Ross v. The Queen
(November 6, 2014 – 2014 TCC 317) was a decision that involved a mixed bag of expenses denied to the taxpayer.
 This appeal is with respect to the Appellant’s 2003, 2004, 2005 and 2006 taxation years in which the Minister of National Revenue (the “Minister”) disallowed certain expenses which she had claimed as employment expenses and medical expenses. The Appellant also requested that she be allowed to deduct the expenses she incurred to restore a farm building.
 During the relevant period, the Appellant lived in Camrose, Alberta and was employed as a distance professor by the University of Maryland University College (the “University”) which is located in Adelphi, Maryland. She was both a professor and an administrator in the University’s virtual Masters of Business Administration (“MBA”) Program. According to the Appellant’s testimony, this was the first global MBA Program and the terms of her employment required not only that she teach but also that she grow the program.

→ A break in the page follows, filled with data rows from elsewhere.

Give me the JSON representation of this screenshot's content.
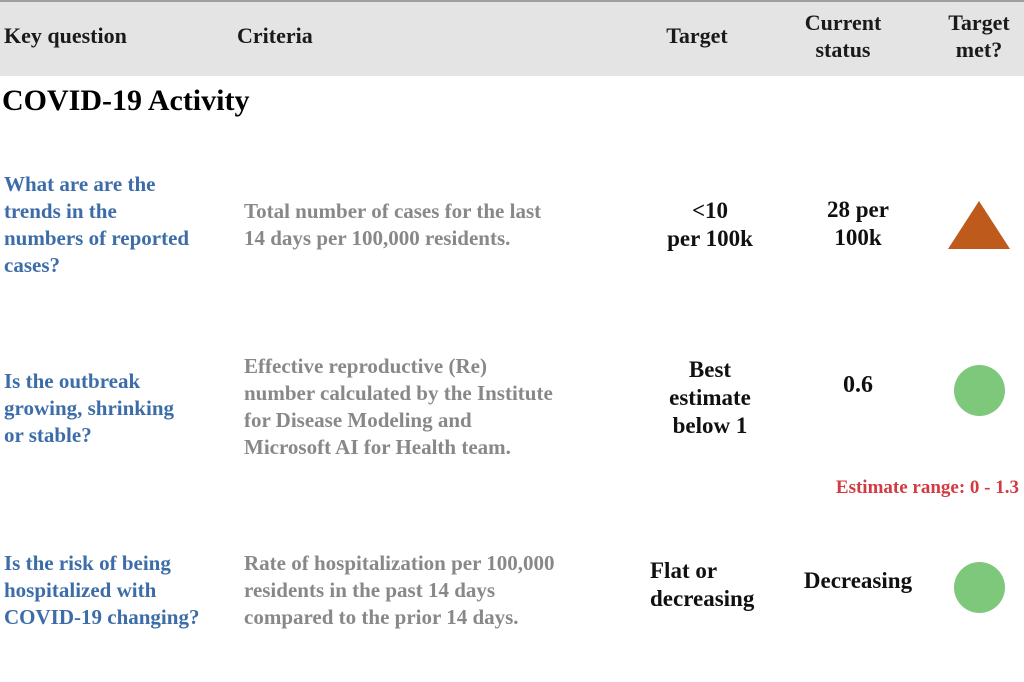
{
  "table": {
    "headers": {
      "key_question": "Key question",
      "criteria": "Criteria",
      "target": "Target",
      "current_status": "Current\nstatus",
      "target_met": "Target\nmet?"
    },
    "section_title": "COVID-19 Activity",
    "rows": [
      {
        "key_question": "What are are the\ntrends in the\nnumbers of reported\ncases?",
        "criteria": "Total number of cases for the last\n14 days per 100,000 residents.",
        "target": "<10\nper 100k",
        "current_status": "28 per\n100k",
        "target_met_indicator": "triangle-up",
        "target_met_color": "#bf5a1d",
        "target_met_meaning": "target not met"
      },
      {
        "key_question": "Is the outbreak\ngrowing, shrinking\nor stable?",
        "criteria": "Effective reproductive (Re)\nnumber calculated by the Institute\nfor Disease Modeling and\nMicrosoft AI for Health team.",
        "target": "Best\nestimate\nbelow 1",
        "current_status": "0.6",
        "target_met_indicator": "circle",
        "target_met_color": "#7ec87c",
        "target_met_meaning": "target met",
        "note": "Estimate range: 0 - 1.3",
        "note_color": "#d23b41"
      },
      {
        "key_question": "Is the risk of being\nhospitalized with\nCOVID-19 changing?",
        "criteria": "Rate of hospitalization per 100,000\nresidents in the past 14 days\ncompared to the prior 14 days.",
        "target": "Flat or\ndecreasing",
        "current_status": "Decreasing",
        "target_met_indicator": "circle",
        "target_met_color": "#7ec87c",
        "target_met_meaning": "target met"
      }
    ]
  },
  "colors": {
    "header_bg": "#e4e4e4",
    "question_blue": "#3d6da8",
    "criteria_gray": "#87888a",
    "text_black": "#101010",
    "not_met_orange": "#bf5a1d",
    "met_green": "#7ec87c",
    "note_red": "#d23b41"
  }
}
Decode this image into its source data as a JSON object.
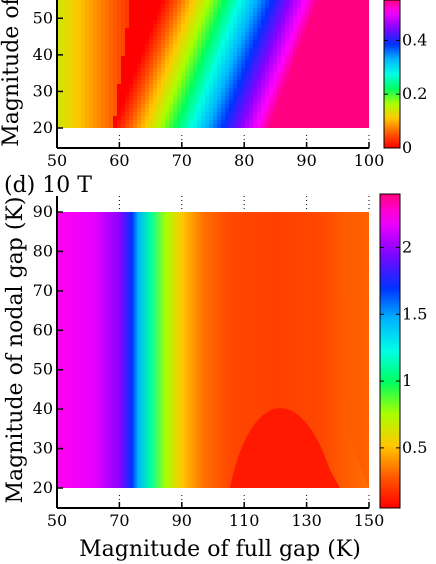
{
  "colors": {
    "scale": [
      "#ff0000",
      "#ff5a00",
      "#ffc800",
      "#a8ff00",
      "#00ff60",
      "#00ffe6",
      "#00b4ff",
      "#0032ff",
      "#8c00ff",
      "#ff00ff",
      "#ff0080"
    ]
  },
  "chart_data": [
    {
      "type": "heatmap",
      "panel_label": "",
      "ylabel": "Magnitude of",
      "xlabel": "",
      "x_ticks": [
        50,
        60,
        70,
        80,
        90,
        100
      ],
      "x_tick_labels": [
        "50",
        "60",
        "70",
        "80",
        "90",
        "100"
      ],
      "y_ticks": [
        20,
        30,
        40,
        50
      ],
      "y_tick_labels": [
        "20",
        "30",
        "40",
        "50"
      ],
      "xlim": [
        50,
        100
      ],
      "ylim": [
        20,
        55
      ],
      "colorbar": {
        "ticks": [
          0,
          0.2,
          0.4
        ],
        "tick_labels": [
          "0",
          "0.2",
          "0.4"
        ],
        "range": [
          0,
          0.55
        ]
      },
      "field_description_values": {
        "min_ridge_x": [
          60,
          61,
          62,
          62
        ],
        "min_ridge_y": [
          20,
          35,
          45,
          55
        ],
        "peak_value": 0.55
      }
    },
    {
      "type": "heatmap",
      "panel_label": "(d) 10 T",
      "ylabel": "Magnitude of nodal gap (K)",
      "xlabel": "Magnitude of full gap (K)",
      "x_ticks": [
        50,
        70,
        90,
        110,
        130,
        150
      ],
      "x_tick_labels": [
        "50",
        "70",
        "90",
        "110",
        "130",
        "150"
      ],
      "y_ticks": [
        20,
        30,
        40,
        50,
        60,
        70,
        80,
        90
      ],
      "y_tick_labels": [
        "20",
        "30",
        "40",
        "50",
        "60",
        "70",
        "80",
        "90"
      ],
      "xlim": [
        50,
        150
      ],
      "ylim": [
        20,
        90
      ],
      "colorbar": {
        "ticks": [
          0.5,
          1,
          1.5,
          2
        ],
        "tick_labels": [
          "0.5",
          "1",
          "1.5",
          "2"
        ],
        "range": [
          0.05,
          2.4
        ]
      },
      "field_description_values": {
        "blue_band_x": 75,
        "min_region_center": [
          123,
          25
        ],
        "peak_value": 2.35
      }
    }
  ]
}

 In performing her duties, the Appellant used teleconferencing, the internet, and emerging technologies with her students and faculty members. She was ordinarily required to carry out her duties away from the University and in different places.
During the period 2003-2006 the Minister disallowed roughly half of the employment expenses the appellant claimed. The court held that the taxpayer had not adduced sufficient evidence to support the deduction of the disallowed amounts.
Similarly the court did not accept the taxpayer’s evidence on disallowed medical expenses:
 The Appellant also claimed a medical expense tax credit in respect of herself and her spouse. The amount of medical expenses claimed were $19,871.32, $10,629.57, $9,205.87 and $11,819.84 in 2003, 2004, 2005 and 2006 respectively and the amounts of $19,355.19, $7,944.98, $7,846.37 and $11,438.52 for 2003, 2004, 2005 and 2006 were disallowed by the Minister.
 As stated earlier, the Appellant did not submit any documents to support her appeal. However, the Respondent tendered copies of some of the documents which the Appellant had previously given to the Minister. These documents showed that the Appellant had claimed as medical expenses the cost of a Chi Machine with accessories, a Viasonic LCD computer Monitor, an ergonometric pillow, Thermophore Heat Pack, biofeedback therapy, homeopathy remedies, supplements, Ayurveda treatments, Reiki treatments, Advil Cold & Sinus, facial, body massages, hand massages, neck massages, fitness classes and premiums paid to Alberta Health Care Insurance Plan.
 The Appellant stated that in 2003 she sustained a head injury on Northwest Airlines when a heavy suitcase fell on her head. The blow to her head caused her to have severe headaches, muscular pain and endocrine dysfunction. She stated that she didn’t need medication; she needed alternative health care which alleviated her pain and enabled her to become well again within one and one half years. She continued to use fitness and alternative remedies to prevent disease and to promote her physical and mental health. This, she stated, was in accord with the Canada Health Act and the policy for Canadian health care.
 According to section 3 of the Canada Health Act, the primary objective of the Canadian health care policy is to protect, promote and restore the physical and mental well-being of residents of Canada and to facilitate reasonable access to health services without financial or other barriers. However, a taxpayer can only deduct the expenses she incurred to promote and restore her physical and mental health if it is permitted by the Act. Unfortunately for the Appellant, the Act does not mirror the policy of the Canada Health Act.
Expenses to restore a farm building were also not deductible:
 It was her evidence that there was a farm building which her parents had built many years ago. The building was on the verge of falling down and she was able to get permission to move it. She paid to have it attached to her home and to have it restored. Her spouse used the first floor of the barn for his office and the upstairs part of the barn became part of the Appellant’s office.
 The Appellant was not able to tell me how much the restoration cost except that it was “$3,000 a month for x number of months to the main labourer” .
 Regardless of the cost, the amount spent to restore the farm building is a personal expense and it is not deductible.
The court upheld a late filing penalty:
 The Appellant stated that she hired DiGirolamo & Company Tax Lawyers to prepare her income tax returns. She gave them all the necessary documentation so that her 2006 return could be filed on time. However, her 2006 return was filed late.
 It is my view that this is an issue between the Appellant and her tax preparers and not one that I can resolve.
As a result the appeal was dismissed.